MnmE is a homodimeric multi-domain GTPase involved in tRNA modification. This protein differs from Ras-like GTPases in its low affinity for guanine nucleotides and mechanism of activation, which occurs by a cis, nucleotide- and potassium-dependent dimerization of its G-domains. Moreover, MnmE requires GTP hydrolysis to be functionally active. However, how GTP hydrolysis drives tRNA modification and how the MnmE GTPase cycle is regulated remains unresolved. Here, the kinetics of the MnmE GTPase cycle was studied under single-turnover conditions using stopped- and quench-flow techniques. We found that the G-domain dissociation is the rate-limiting step of the overall reaction. Mutational analysis and fast kinetics assays revealed that GTP hydrolysis, G-domain dissociation and Pi release can be uncoupled and that G-domain dissociation is directly responsible for the ‘ON’ state of MnmE. Thus, MnmE provides a new paradigm of how the ON/OFF cycling of GTPases may regulate a cellular process. We also demonstrate that the MnmE GTPase cycle is negatively controlled by the reaction products GDP and Pi. This feedback mechanism may prevent inefficacious GTP hydrolysis in vivo. We propose a biological model whereby a conformational change triggered by tRNA binding is required to remove product inhibition and initiate a new GTPase/tRNA-modification cycle.

Defective Expression of the Mitochondrial-tRNA Modifying Enzyme GTPBP3 Triggers AMPK-Mediated Adaptive Responses Involving Complex I Assembly Factors, Uncoupling Protein 2, and the Mitochondrial Pyruvate Carrier.

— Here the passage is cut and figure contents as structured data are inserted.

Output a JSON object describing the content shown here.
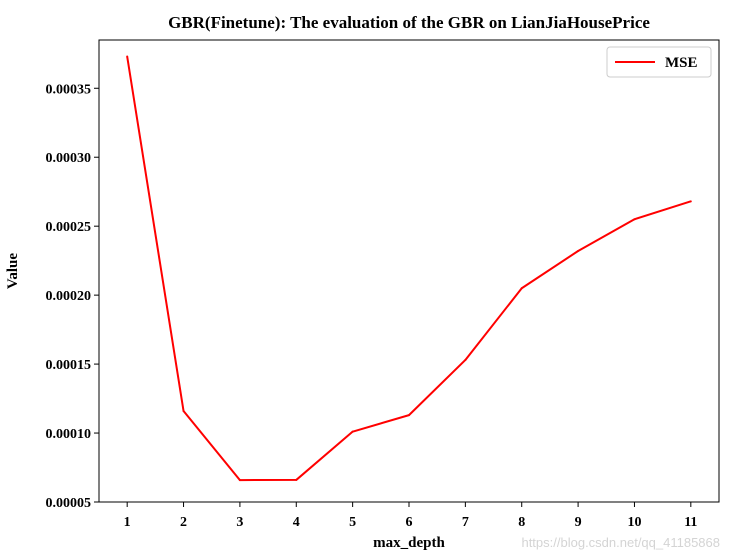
{
  "chart_data": {
    "type": "line",
    "title": "GBR(Finetune): The evaluation of the GBR on LianJiaHousePrice",
    "xlabel": "max_depth",
    "ylabel": "Value",
    "x": [
      1,
      2,
      3,
      4,
      5,
      6,
      7,
      8,
      9,
      10,
      11
    ],
    "xticks": [
      "1",
      "2",
      "3",
      "4",
      "5",
      "6",
      "7",
      "8",
      "9",
      "10",
      "11"
    ],
    "yticks": [
      "0.00005",
      "0.00010",
      "0.00015",
      "0.00020",
      "0.00025",
      "0.00030",
      "0.00035"
    ],
    "ytick_values": [
      5e-05,
      0.0001,
      0.00015,
      0.0002,
      0.00025,
      0.0003,
      0.00035
    ],
    "xlim": [
      0.5,
      11.5
    ],
    "ylim": [
      5e-05,
      0.000385
    ],
    "series": [
      {
        "name": "MSE",
        "color": "#ff0000",
        "values": [
          0.000373,
          0.000116,
          6.59e-05,
          6.6e-05,
          0.000101,
          0.000113,
          0.000153,
          0.000205,
          0.000232,
          0.000255,
          0.000268
        ]
      }
    ],
    "legend_position": "top-right",
    "grid": false
  },
  "watermark": "https://blog.csdn.net/qq_41185868"
}
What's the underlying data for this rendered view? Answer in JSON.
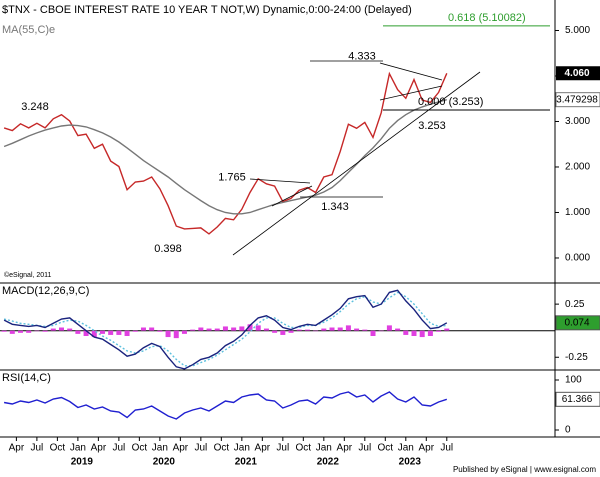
{
  "chart_data": {
    "type": "line",
    "title": "$TNX - CBOE INTEREST RATE 10 YEAR T NOT,W) Dynamic,0:00-24:00 (Delayed)",
    "copyright": "©eSignal, 2011",
    "footer": "Published by eSignal | www.esignal.com",
    "x": [
      2018.1,
      2018.2,
      2018.3,
      2018.4,
      2018.5,
      2018.6,
      2018.7,
      2018.8,
      2018.9,
      2019.0,
      2019.1,
      2019.2,
      2019.3,
      2019.4,
      2019.5,
      2019.6,
      2019.7,
      2019.8,
      2019.9,
      2020.0,
      2020.1,
      2020.2,
      2020.3,
      2020.4,
      2020.5,
      2020.6,
      2020.7,
      2020.8,
      2020.9,
      2021.0,
      2021.1,
      2021.2,
      2021.3,
      2021.4,
      2021.5,
      2021.6,
      2021.7,
      2021.8,
      2021.9,
      2022.0,
      2022.1,
      2022.2,
      2022.3,
      2022.4,
      2022.5,
      2022.6,
      2022.7,
      2022.8,
      2022.9,
      2023.0,
      2023.1,
      2023.2,
      2023.3,
      2023.4,
      2023.5
    ],
    "xlim": [
      2018.05,
      2024.82
    ],
    "xticks": [
      {
        "value": 2018.25,
        "label": "Apr"
      },
      {
        "value": 2018.5,
        "label": "Jul"
      },
      {
        "value": 2018.75,
        "label": "Oct"
      },
      {
        "value": 2019.0,
        "label": "Jan"
      },
      {
        "value": 2019.25,
        "label": "Apr"
      },
      {
        "value": 2019.5,
        "label": "Jul"
      },
      {
        "value": 2019.75,
        "label": "Oct"
      },
      {
        "value": 2020.0,
        "label": "Jan"
      },
      {
        "value": 2020.25,
        "label": "Apr"
      },
      {
        "value": 2020.5,
        "label": "Jul"
      },
      {
        "value": 2020.75,
        "label": "Oct"
      },
      {
        "value": 2021.0,
        "label": "Jan"
      },
      {
        "value": 2021.25,
        "label": "Apr"
      },
      {
        "value": 2021.5,
        "label": "Jul"
      },
      {
        "value": 2021.75,
        "label": "Oct"
      },
      {
        "value": 2022.0,
        "label": "Jan"
      },
      {
        "value": 2022.25,
        "label": "Apr"
      },
      {
        "value": 2022.5,
        "label": "Jul"
      },
      {
        "value": 2022.75,
        "label": "Oct"
      },
      {
        "value": 2023.0,
        "label": "Jan"
      },
      {
        "value": 2023.25,
        "label": "Apr"
      },
      {
        "value": 2023.5,
        "label": "Jul"
      }
    ],
    "year_ticks": [
      2019,
      2020,
      2021,
      2022,
      2023
    ],
    "panels": [
      {
        "ylim": [
          -0.55,
          5.67
        ],
        "yticks": [
          {
            "value": 5,
            "label": "5.000"
          },
          {
            "value": 4,
            "label": "4.000"
          },
          {
            "value": 3,
            "label": "3.000"
          },
          {
            "value": 2,
            "label": "2.000"
          },
          {
            "value": 1,
            "label": "1.000"
          },
          {
            "value": 0,
            "label": "0.000"
          }
        ],
        "series": [
          {
            "type": "line",
            "color": "#c62828",
            "values": [
              2.86,
              2.8,
              2.95,
              2.86,
              2.96,
              2.86,
              3.06,
              3.15,
              3.01,
              2.69,
              2.72,
              2.41,
              2.5,
              2.13,
              2.01,
              1.5,
              1.67,
              1.69,
              1.78,
              1.52,
              1.15,
              0.7,
              0.64,
              0.65,
              0.66,
              0.53,
              0.68,
              0.87,
              0.84,
              1.07,
              1.44,
              1.74,
              1.63,
              1.58,
              1.24,
              1.31,
              1.49,
              1.55,
              1.44,
              1.78,
              1.83,
              2.34,
              2.94,
              2.85,
              2.98,
              2.65,
              3.19,
              4.05,
              3.7,
              3.51,
              3.92,
              3.47,
              3.42,
              3.64,
              4.06
            ]
          },
          {
            "type": "line",
            "name": "MA(55,C)e",
            "color": "#777777",
            "values": [
              2.45,
              2.52,
              2.6,
              2.68,
              2.75,
              2.81,
              2.86,
              2.9,
              2.92,
              2.91,
              2.88,
              2.82,
              2.75,
              2.66,
              2.55,
              2.42,
              2.28,
              2.14,
              2.02,
              1.9,
              1.78,
              1.64,
              1.5,
              1.38,
              1.26,
              1.15,
              1.06,
              1.0,
              0.97,
              0.97,
              1.0,
              1.06,
              1.12,
              1.18,
              1.22,
              1.26,
              1.3,
              1.34,
              1.38,
              1.45,
              1.55,
              1.7,
              1.88,
              2.06,
              2.25,
              2.42,
              2.62,
              2.85,
              3.02,
              3.15,
              3.25,
              3.32,
              3.38,
              3.43,
              3.479298
            ]
          }
        ],
        "badge": {
          "value": 4.06,
          "label": "4.060"
        },
        "price_labels": [
          3.248,
          1.765,
          0.398,
          1.343,
          4.333,
          3.253
        ],
        "fib_levels": [
          {
            "value": 5.10082,
            "label": "0.618 (5.10082)",
            "color": "#2e9e2e"
          },
          {
            "value": 3.253,
            "label": "0.000 (3.253)",
            "color": "#000000"
          }
        ]
      },
      {
        "title": "MACD(12,26,9,C)",
        "ylim": [
          -0.37,
          0.43
        ],
        "yticks": [
          0.25,
          -0.25
        ],
        "series": [
          {
            "type": "bar",
            "color": "#e040e0",
            "values": [
              -0.01,
              -0.03,
              -0.02,
              -0.02,
              0.0,
              -0.01,
              0.02,
              0.03,
              0.02,
              -0.03,
              -0.05,
              -0.06,
              -0.03,
              -0.04,
              -0.04,
              -0.05,
              -0.01,
              0.03,
              0.03,
              -0.01,
              -0.06,
              -0.07,
              -0.03,
              0.01,
              0.03,
              0.02,
              0.02,
              0.04,
              0.03,
              0.04,
              0.06,
              0.05,
              0.02,
              -0.02,
              -0.04,
              -0.02,
              0.01,
              0.01,
              0.0,
              0.02,
              0.03,
              0.03,
              0.05,
              0.02,
              0.01,
              -0.05,
              0.0,
              0.05,
              0.02,
              -0.04,
              -0.05,
              -0.06,
              -0.05,
              -0.01,
              0.02
            ]
          },
          {
            "type": "line",
            "color": "#5bc0de",
            "style": "dotted",
            "values": [
              0.11,
              0.09,
              0.07,
              0.06,
              0.05,
              0.04,
              0.05,
              0.08,
              0.1,
              0.09,
              0.05,
              0.0,
              -0.05,
              -0.09,
              -0.14,
              -0.19,
              -0.21,
              -0.19,
              -0.15,
              -0.14,
              -0.19,
              -0.27,
              -0.33,
              -0.33,
              -0.3,
              -0.27,
              -0.23,
              -0.18,
              -0.13,
              -0.08,
              -0.01,
              0.07,
              0.12,
              0.12,
              0.07,
              0.03,
              0.03,
              0.05,
              0.05,
              0.08,
              0.12,
              0.18,
              0.25,
              0.3,
              0.32,
              0.27,
              0.25,
              0.31,
              0.36,
              0.32,
              0.25,
              0.16,
              0.07,
              0.04,
              0.05
            ]
          },
          {
            "type": "line",
            "color": "#1a237e",
            "values": [
              0.1,
              0.06,
              0.05,
              0.04,
              0.05,
              0.03,
              0.07,
              0.11,
              0.12,
              0.06,
              0.0,
              -0.06,
              -0.08,
              -0.13,
              -0.18,
              -0.24,
              -0.22,
              -0.16,
              -0.12,
              -0.15,
              -0.25,
              -0.34,
              -0.36,
              -0.32,
              -0.27,
              -0.25,
              -0.21,
              -0.14,
              -0.1,
              -0.04,
              0.05,
              0.12,
              0.14,
              0.1,
              0.03,
              0.01,
              0.04,
              0.06,
              0.05,
              0.1,
              0.15,
              0.21,
              0.3,
              0.32,
              0.33,
              0.22,
              0.25,
              0.36,
              0.38,
              0.28,
              0.2,
              0.1,
              0.02,
              0.03,
              0.074
            ]
          }
        ],
        "badge_series": 2,
        "badge_color": "#2e9e2e"
      },
      {
        "title": "RSI(14,C)",
        "ylim": [
          -14,
          116
        ],
        "yticks": [
          100,
          0
        ],
        "series": [
          {
            "type": "line",
            "color": "#1f1fd0",
            "values": [
              55,
              52,
              58,
              55,
              60,
              54,
              62,
              65,
              57,
              45,
              50,
              42,
              46,
              38,
              36,
              25,
              40,
              42,
              48,
              38,
              28,
              22,
              34,
              40,
              44,
              38,
              48,
              58,
              55,
              66,
              70,
              72,
              60,
              58,
              44,
              50,
              58,
              60,
              52,
              66,
              64,
              72,
              76,
              66,
              70,
              56,
              68,
              76,
              62,
              56,
              66,
              50,
              48,
              56,
              61.366
            ]
          }
        ],
        "badge_series": 0,
        "badge_color": "#ffffff"
      }
    ]
  }
}
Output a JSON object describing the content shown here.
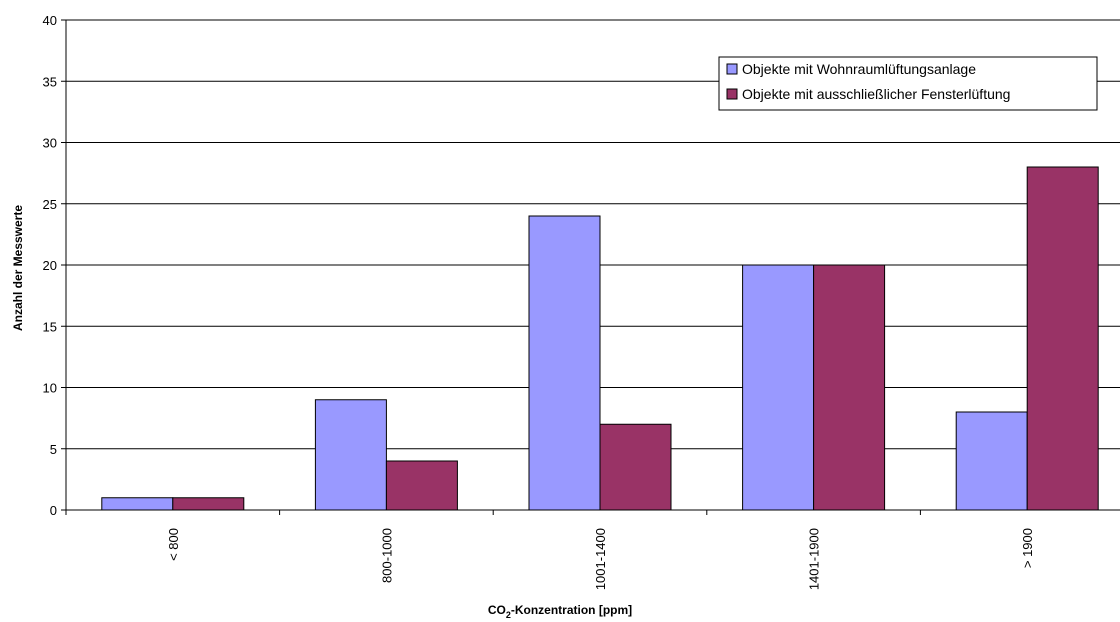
{
  "chart_data": {
    "type": "bar",
    "categories": [
      "< 800",
      "800-1000",
      "1001-1400",
      "1401-1900",
      "> 1900"
    ],
    "series": [
      {
        "name": "Objekte mit Wohnraumlüftungsanlage",
        "color": "#9999ff",
        "values": [
          1,
          9,
          24,
          20,
          8
        ]
      },
      {
        "name": "Objekte mit ausschließlicher Fensterlüftung",
        "color": "#993366",
        "values": [
          1,
          4,
          7,
          20,
          28
        ]
      }
    ],
    "ylabel": "Anzahl der Messwerte",
    "xlabel_main": "CO",
    "xlabel_sub": "2",
    "xlabel_rest": "-Konzentration [ppm]",
    "ylim": [
      0,
      40
    ],
    "yticks": [
      0,
      5,
      10,
      15,
      20,
      25,
      30,
      35,
      40
    ],
    "grid": true,
    "legend_position": "top-right"
  }
}
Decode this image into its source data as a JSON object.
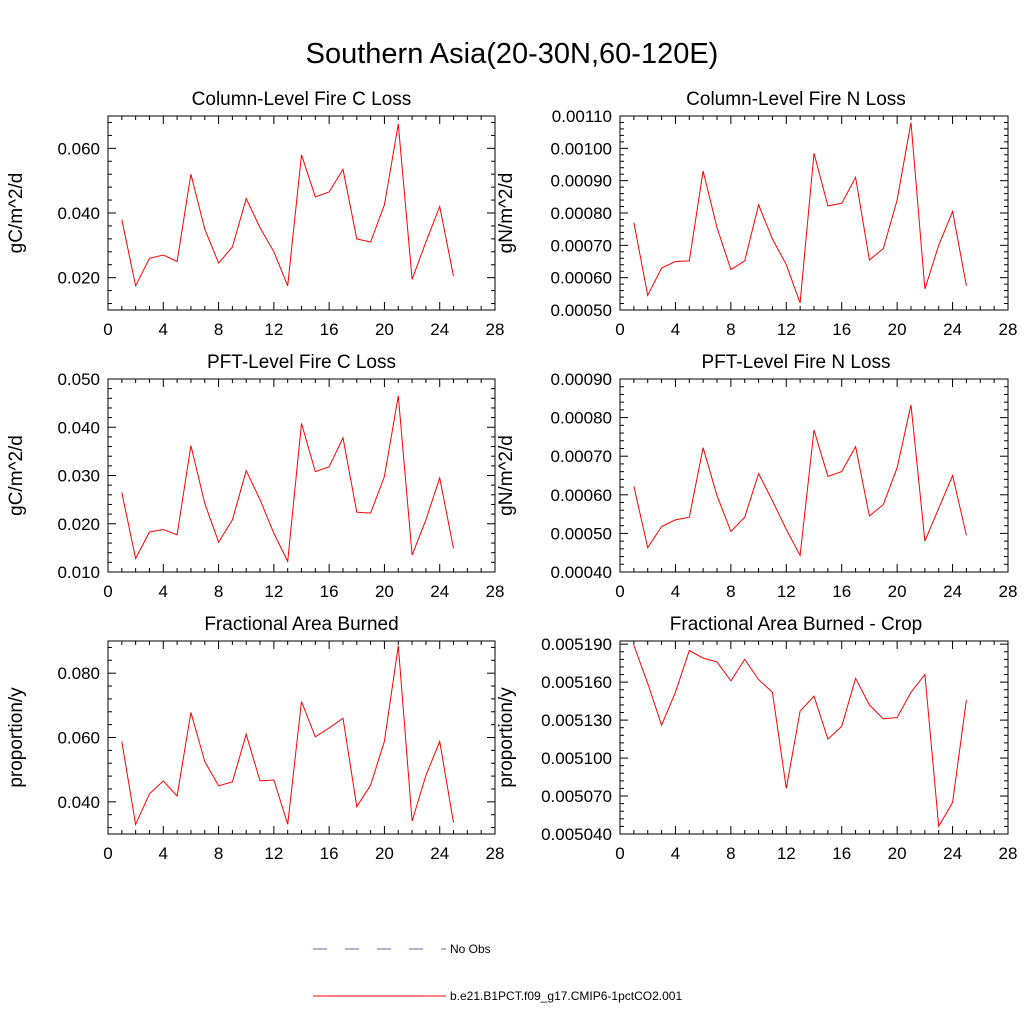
{
  "figure": {
    "title": "Southern Asia(20-30N,60-120E)"
  },
  "legend": [
    {
      "label": "No Obs",
      "color": "#6f6fa8",
      "dash": true
    },
    {
      "label": "b.e21.B1PCT.f09_g17.CMIP6-1pctCO2.001",
      "color": "#ff0000",
      "dash": false
    }
  ],
  "chart_data": [
    {
      "type": "line",
      "title": "Column-Level Fire C Loss",
      "ylabel": "gC/m^2/d",
      "xlim": [
        0,
        28
      ],
      "ylim": [
        0.01,
        0.07
      ],
      "xticks": [
        0,
        4,
        8,
        12,
        16,
        20,
        24,
        28
      ],
      "yticks": [
        0.02,
        0.04,
        0.06
      ],
      "ytick_labels": [
        "0.020",
        "0.040",
        "0.060"
      ],
      "x": [
        1,
        2,
        3,
        4,
        5,
        6,
        7,
        8,
        9,
        10,
        11,
        12,
        13,
        14,
        15,
        16,
        17,
        18,
        19,
        20,
        21,
        22,
        23,
        24,
        25
      ],
      "series": [
        {
          "name": "b.e21.B1PCT.f09_g17.CMIP6-1pctCO2.001",
          "color": "#ff0000",
          "values": [
            0.038,
            0.0175,
            0.026,
            0.027,
            0.025,
            0.052,
            0.035,
            0.0245,
            0.0295,
            0.0445,
            0.0355,
            0.028,
            0.0175,
            0.058,
            0.045,
            0.0465,
            0.0535,
            0.032,
            0.031,
            0.0425,
            0.0675,
            0.0195,
            0.031,
            0.042,
            0.0205
          ]
        }
      ]
    },
    {
      "type": "line",
      "title": "Column-Level Fire N Loss",
      "ylabel": "gN/m^2/d",
      "xlim": [
        0,
        28
      ],
      "ylim": [
        0.0005,
        0.0011
      ],
      "xticks": [
        0,
        4,
        8,
        12,
        16,
        20,
        24,
        28
      ],
      "yticks": [
        0.0005,
        0.0006,
        0.0007,
        0.0008,
        0.0009,
        0.001,
        0.0011
      ],
      "ytick_labels": [
        "0.00050",
        "0.00060",
        "0.00070",
        "0.00080",
        "0.00090",
        "0.00100",
        "0.00110"
      ],
      "x": [
        1,
        2,
        3,
        4,
        5,
        6,
        7,
        8,
        9,
        10,
        11,
        12,
        13,
        14,
        15,
        16,
        17,
        18,
        19,
        20,
        21,
        22,
        23,
        24,
        25
      ],
      "series": [
        {
          "name": "b.e21.B1PCT.f09_g17.CMIP6-1pctCO2.001",
          "color": "#ff0000",
          "values": [
            0.00077,
            0.000545,
            0.00063,
            0.00065,
            0.000652,
            0.00093,
            0.000755,
            0.000625,
            0.000652,
            0.000825,
            0.00072,
            0.00064,
            0.000522,
            0.000985,
            0.000822,
            0.00083,
            0.00091,
            0.000655,
            0.00069,
            0.00084,
            0.00108,
            0.000565,
            0.0007,
            0.000805,
            0.000575
          ]
        }
      ]
    },
    {
      "type": "line",
      "title": "PFT-Level Fire C Loss",
      "ylabel": "gC/m^2/d",
      "xlim": [
        0,
        28
      ],
      "ylim": [
        0.01,
        0.05
      ],
      "xticks": [
        0,
        4,
        8,
        12,
        16,
        20,
        24,
        28
      ],
      "yticks": [
        0.01,
        0.02,
        0.03,
        0.04,
        0.05
      ],
      "ytick_labels": [
        "0.010",
        "0.020",
        "0.030",
        "0.040",
        "0.050"
      ],
      "x": [
        1,
        2,
        3,
        4,
        5,
        6,
        7,
        8,
        9,
        10,
        11,
        12,
        13,
        14,
        15,
        16,
        17,
        18,
        19,
        20,
        21,
        22,
        23,
        24,
        25
      ],
      "series": [
        {
          "name": "b.e21.B1PCT.f09_g17.CMIP6-1pctCO2.001",
          "color": "#ff0000",
          "values": [
            0.0265,
            0.0128,
            0.0183,
            0.0188,
            0.0177,
            0.0362,
            0.0242,
            0.0162,
            0.0208,
            0.031,
            0.025,
            0.018,
            0.0122,
            0.0408,
            0.0308,
            0.0318,
            0.0378,
            0.0224,
            0.0222,
            0.0298,
            0.0465,
            0.0135,
            0.0208,
            0.0295,
            0.0149
          ]
        }
      ]
    },
    {
      "type": "line",
      "title": "PFT-Level Fire N Loss",
      "ylabel": "gN/m^2/d",
      "xlim": [
        0,
        28
      ],
      "ylim": [
        0.0004,
        0.0009
      ],
      "xticks": [
        0,
        4,
        8,
        12,
        16,
        20,
        24,
        28
      ],
      "yticks": [
        0.0004,
        0.0005,
        0.0006,
        0.0007,
        0.0008,
        0.0009
      ],
      "ytick_labels": [
        "0.00040",
        "0.00050",
        "0.00060",
        "0.00070",
        "0.00080",
        "0.00090"
      ],
      "x": [
        1,
        2,
        3,
        4,
        5,
        6,
        7,
        8,
        9,
        10,
        11,
        12,
        13,
        14,
        15,
        16,
        17,
        18,
        19,
        20,
        21,
        22,
        23,
        24,
        25
      ],
      "series": [
        {
          "name": "b.e21.B1PCT.f09_g17.CMIP6-1pctCO2.001",
          "color": "#ff0000",
          "values": [
            0.000622,
            0.000463,
            0.000518,
            0.000535,
            0.000542,
            0.000722,
            0.000598,
            0.000505,
            0.000542,
            0.000655,
            0.000585,
            0.00051,
            0.000443,
            0.000768,
            0.000648,
            0.00066,
            0.000725,
            0.000545,
            0.000575,
            0.00067,
            0.000833,
            0.00048,
            0.000565,
            0.00065,
            0.000495
          ]
        }
      ]
    },
    {
      "type": "line",
      "title": "Fractional Area Burned",
      "ylabel": "proportion/y",
      "xlim": [
        0,
        28
      ],
      "ylim": [
        0.03,
        0.09
      ],
      "xticks": [
        0,
        4,
        8,
        12,
        16,
        20,
        24,
        28
      ],
      "yticks": [
        0.04,
        0.06,
        0.08
      ],
      "ytick_labels": [
        "0.040",
        "0.060",
        "0.080"
      ],
      "x": [
        1,
        2,
        3,
        4,
        5,
        6,
        7,
        8,
        9,
        10,
        11,
        12,
        13,
        14,
        15,
        16,
        17,
        18,
        19,
        20,
        21,
        22,
        23,
        24,
        25
      ],
      "series": [
        {
          "name": "b.e21.B1PCT.f09_g17.CMIP6-1pctCO2.001",
          "color": "#ff0000",
          "values": [
            0.0588,
            0.033,
            0.0425,
            0.0465,
            0.0418,
            0.0678,
            0.0525,
            0.045,
            0.0462,
            0.061,
            0.0465,
            0.0468,
            0.033,
            0.0712,
            0.0602,
            0.063,
            0.066,
            0.0385,
            0.0452,
            0.0588,
            0.0885,
            0.034,
            0.0482,
            0.0588,
            0.0335
          ]
        }
      ]
    },
    {
      "type": "line",
      "title": "Fractional Area Burned - Crop",
      "ylabel": "proportion/y",
      "xlim": [
        0,
        28
      ],
      "ylim": [
        0.00504,
        0.0051925
      ],
      "xticks": [
        0,
        4,
        8,
        12,
        16,
        20,
        24,
        28
      ],
      "yticks": [
        0.00504,
        0.00507,
        0.0051,
        0.00513,
        0.00516,
        0.00519
      ],
      "ytick_labels": [
        "0.005040",
        "0.005070",
        "0.005100",
        "0.005130",
        "0.005160",
        "0.005190"
      ],
      "x": [
        1,
        2,
        3,
        4,
        5,
        6,
        7,
        8,
        9,
        10,
        11,
        12,
        13,
        14,
        15,
        16,
        17,
        18,
        19,
        20,
        21,
        22,
        23,
        24,
        25
      ],
      "series": [
        {
          "name": "b.e21.B1PCT.f09_g17.CMIP6-1pctCO2.001",
          "color": "#ff0000",
          "values": [
            0.005189,
            0.005159,
            0.005126,
            0.005152,
            0.005185,
            0.005179,
            0.005176,
            0.005161,
            0.005178,
            0.005162,
            0.005152,
            0.005076,
            0.005137,
            0.005149,
            0.005115,
            0.005125,
            0.005163,
            0.005142,
            0.005131,
            0.005132,
            0.005152,
            0.005166,
            0.005046,
            0.005065,
            0.005146
          ]
        }
      ]
    }
  ]
}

GTPBP3 is an evolutionary conserved protein presumably involved in mitochondrial tRNA (mt-tRNA) modification. In humans, GTPBP3 mutations cause hypertrophic cardiomyopathy with lactic acidosis, and have been associated with a defect in mitochondrial translation, yet the pathomechanism remains unclear. Here we use a GTPBP3 stable-silencing model (shGTPBP3 cells) for a further characterization of the phenotype conferred by the GTPBP3 defect. We experimentally show for the first time that GTPBP3 depletion is associated with an mt-tRNA hypomodification status, as mt-tRNAs from shGTPBP3 cells were more sensitive to digestion by angiogenin than tRNAs from control cells. Despite the effect of stable silencing of GTPBP3 on global mitochondrial translation being rather mild, the steady-state levels and activity of Complex I, and cellular ATP levels were 50% of those found in the controls. Notably, the ATPase activity of Complex V increased by about 40% in GTPBP3 depleted cells suggesting that mitochondria consume ATP to maintain the membrane potential. Moreover, shGTPBP3 cells exhibited enhanced antioxidant capacity and a nearly 2-fold increase in the uncoupling protein UCP2 levels. Our data indicate that stable silencing of GTPBP3 triggers an AMPK-dependent retrograde signaling pathway that down-regulates the expression of the NDUFAF3 and NDUFAF4 Complex I assembly factors and the mitochondrial pyruvate carrier (MPC), while up-regulating the expression of UCP2. We also found that genes involved in glycolysis and oxidation of fatty acids are up-regulated. These data are compatible with a model in which high UCP2 levels, together with a reduction in pyruvate transport due to the down-regulation of MPC, promote a shift from pyruvate to fatty acid oxidation, and to an uncoupling of glycolysis and oxidative phosphorylation. These metabolic alterations, and the low ATP levels, may negatively affect heart function.